Management Strategies

General Resuscitation And Monitoring

• Stabilize patient; actively identify and reverse precipitating factors.
• Elective intubation indicated for grade 3 or 4 encephalopathy for airway protection and facilitating hyperventilation.
• Optimize intravascular hydration; monitor central venous pressure (target 6-8 cm H2O).
• Avoid rapid fluid boluses; exacerbates cerebral edema.
• Avoid sedatives; prefer opiates over benzodiazepines if sedation mandated for mechanical ventilation.

Nutritional Therapy

• Maintain adequate caloric intake.
• Restrict protein (1 g/kg) only initially (first 24-48 hours) or in intractable encephalopathy.
• Prolonged protein restriction contraindicated; worsens catabolism and depletes muscle mass.
• Muscle acts as critical ammonia buffer; muscle loss exacerbates hyperammonemia.
• Prefer plant protein and branched-chain amino acids over animal protein and aromatic amino acids.

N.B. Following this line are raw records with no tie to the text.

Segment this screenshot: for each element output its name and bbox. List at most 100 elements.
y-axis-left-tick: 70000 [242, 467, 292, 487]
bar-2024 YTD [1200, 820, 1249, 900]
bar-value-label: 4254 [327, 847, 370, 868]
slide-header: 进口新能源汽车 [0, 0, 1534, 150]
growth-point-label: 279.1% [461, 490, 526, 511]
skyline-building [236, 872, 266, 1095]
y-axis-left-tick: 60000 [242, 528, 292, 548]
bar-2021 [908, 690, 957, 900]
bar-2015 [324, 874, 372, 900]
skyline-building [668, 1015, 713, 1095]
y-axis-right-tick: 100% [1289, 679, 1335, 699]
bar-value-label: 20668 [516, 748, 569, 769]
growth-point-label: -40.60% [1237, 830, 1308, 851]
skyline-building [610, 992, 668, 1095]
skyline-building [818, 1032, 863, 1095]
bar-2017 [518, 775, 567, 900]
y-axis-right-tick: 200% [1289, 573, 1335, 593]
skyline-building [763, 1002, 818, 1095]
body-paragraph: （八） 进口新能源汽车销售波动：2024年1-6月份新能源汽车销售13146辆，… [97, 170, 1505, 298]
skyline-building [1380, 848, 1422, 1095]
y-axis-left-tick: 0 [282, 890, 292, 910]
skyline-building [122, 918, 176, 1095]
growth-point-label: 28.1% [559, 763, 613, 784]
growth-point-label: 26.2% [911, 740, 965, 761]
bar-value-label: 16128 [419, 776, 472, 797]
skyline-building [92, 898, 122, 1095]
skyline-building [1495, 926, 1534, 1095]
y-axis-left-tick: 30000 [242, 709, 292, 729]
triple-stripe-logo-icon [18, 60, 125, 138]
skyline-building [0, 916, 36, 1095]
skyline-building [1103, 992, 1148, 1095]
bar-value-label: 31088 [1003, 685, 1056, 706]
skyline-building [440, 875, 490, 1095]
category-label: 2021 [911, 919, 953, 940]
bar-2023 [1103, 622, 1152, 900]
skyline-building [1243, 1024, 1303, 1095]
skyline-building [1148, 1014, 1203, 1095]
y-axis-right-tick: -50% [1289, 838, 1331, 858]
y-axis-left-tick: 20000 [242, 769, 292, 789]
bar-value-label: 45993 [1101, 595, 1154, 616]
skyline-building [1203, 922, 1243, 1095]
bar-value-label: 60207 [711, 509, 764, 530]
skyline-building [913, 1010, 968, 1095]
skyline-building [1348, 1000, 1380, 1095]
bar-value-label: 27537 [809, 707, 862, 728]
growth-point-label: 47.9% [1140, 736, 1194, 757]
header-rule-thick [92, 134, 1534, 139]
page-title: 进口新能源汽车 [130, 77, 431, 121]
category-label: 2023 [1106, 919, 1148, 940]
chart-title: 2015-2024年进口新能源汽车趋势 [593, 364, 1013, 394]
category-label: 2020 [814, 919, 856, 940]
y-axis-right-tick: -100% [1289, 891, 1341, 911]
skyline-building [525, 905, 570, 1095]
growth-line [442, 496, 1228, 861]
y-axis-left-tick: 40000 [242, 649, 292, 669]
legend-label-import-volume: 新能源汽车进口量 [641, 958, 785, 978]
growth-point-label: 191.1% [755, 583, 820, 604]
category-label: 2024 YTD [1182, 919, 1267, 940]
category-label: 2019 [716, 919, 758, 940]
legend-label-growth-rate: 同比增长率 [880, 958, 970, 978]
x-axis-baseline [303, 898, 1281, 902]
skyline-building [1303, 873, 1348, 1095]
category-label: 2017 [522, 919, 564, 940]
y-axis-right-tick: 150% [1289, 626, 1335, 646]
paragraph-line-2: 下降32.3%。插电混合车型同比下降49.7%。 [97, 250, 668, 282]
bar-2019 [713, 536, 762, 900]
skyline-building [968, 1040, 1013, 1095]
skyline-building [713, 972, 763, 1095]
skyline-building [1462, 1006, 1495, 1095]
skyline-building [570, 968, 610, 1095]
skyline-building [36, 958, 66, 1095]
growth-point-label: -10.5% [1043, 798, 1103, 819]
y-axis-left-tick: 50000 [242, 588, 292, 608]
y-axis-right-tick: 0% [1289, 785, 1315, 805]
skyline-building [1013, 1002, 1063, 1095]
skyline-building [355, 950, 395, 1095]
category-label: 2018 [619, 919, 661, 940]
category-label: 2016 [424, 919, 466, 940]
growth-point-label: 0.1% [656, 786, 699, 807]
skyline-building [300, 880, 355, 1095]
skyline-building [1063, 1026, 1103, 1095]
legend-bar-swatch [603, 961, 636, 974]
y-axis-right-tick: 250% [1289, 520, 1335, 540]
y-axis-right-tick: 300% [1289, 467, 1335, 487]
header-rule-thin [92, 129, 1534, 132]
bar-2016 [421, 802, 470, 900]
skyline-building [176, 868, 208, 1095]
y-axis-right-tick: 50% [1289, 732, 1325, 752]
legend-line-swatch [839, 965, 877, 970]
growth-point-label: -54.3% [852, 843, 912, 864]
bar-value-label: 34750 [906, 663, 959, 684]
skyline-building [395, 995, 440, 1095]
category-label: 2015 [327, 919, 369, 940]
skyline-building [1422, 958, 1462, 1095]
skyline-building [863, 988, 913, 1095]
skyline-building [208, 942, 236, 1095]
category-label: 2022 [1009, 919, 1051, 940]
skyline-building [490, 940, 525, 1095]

Ammonia-Lowering Pharmacotherapy

• Lactulose: Decreases colonic pH to ~5, reducing bacterial fermentation. Converts ammonia to non-diffusible ammonium ion for fecal excretion. Titrate dosage to achieve three soft stools daily.
• Lactitol: Non-absorbable sugar alternative; more palatable than lactulose.
• Antibiotics: Rifaximin offers safe oral bowel decontamination; superior safety profile compared to neomycin (neomycin associated with nephrotoxicity and ototoxicity).
• L-ornithine-L-aspartate: Enhances transaminase activity converting ammonia to non-toxic glutamate. Maximum infusion rate 5 g/h (up to 20 g/day); not recommended for children <8 years.
• Ammonia Scavengers: Sodium benzoate and sodium phenylacetate eliminate ammonia via alternate pathways (excreted renally as hippuric acid and phenylacetyl-glutamine).

Cerebral Edema Management

• Administer mannitol (0.5 g/kg 20% solution bolus over 15 minutes). Repeat if serum osmolarity <320 mOsm/L.
• Induce mild cerebral hypothermia (32-35°C).
• Maintain hypernatremia (serum sodium >145 mmol/L) to prevent fluid shifts.
• Maintain cerebral perfusion pressure >50 mm Hg utilizing inotropic agents (noradrenaline preferred).
• Consider continuous kidney replacement therapy for hyperammonemia >150-200 µmol/L with grade III-IV encephalopathy.

Definitive Therapy

• Liver transplantation remains sole definitive treatment for reversing chronic hepatic encephalopathy and end-stage liver disease.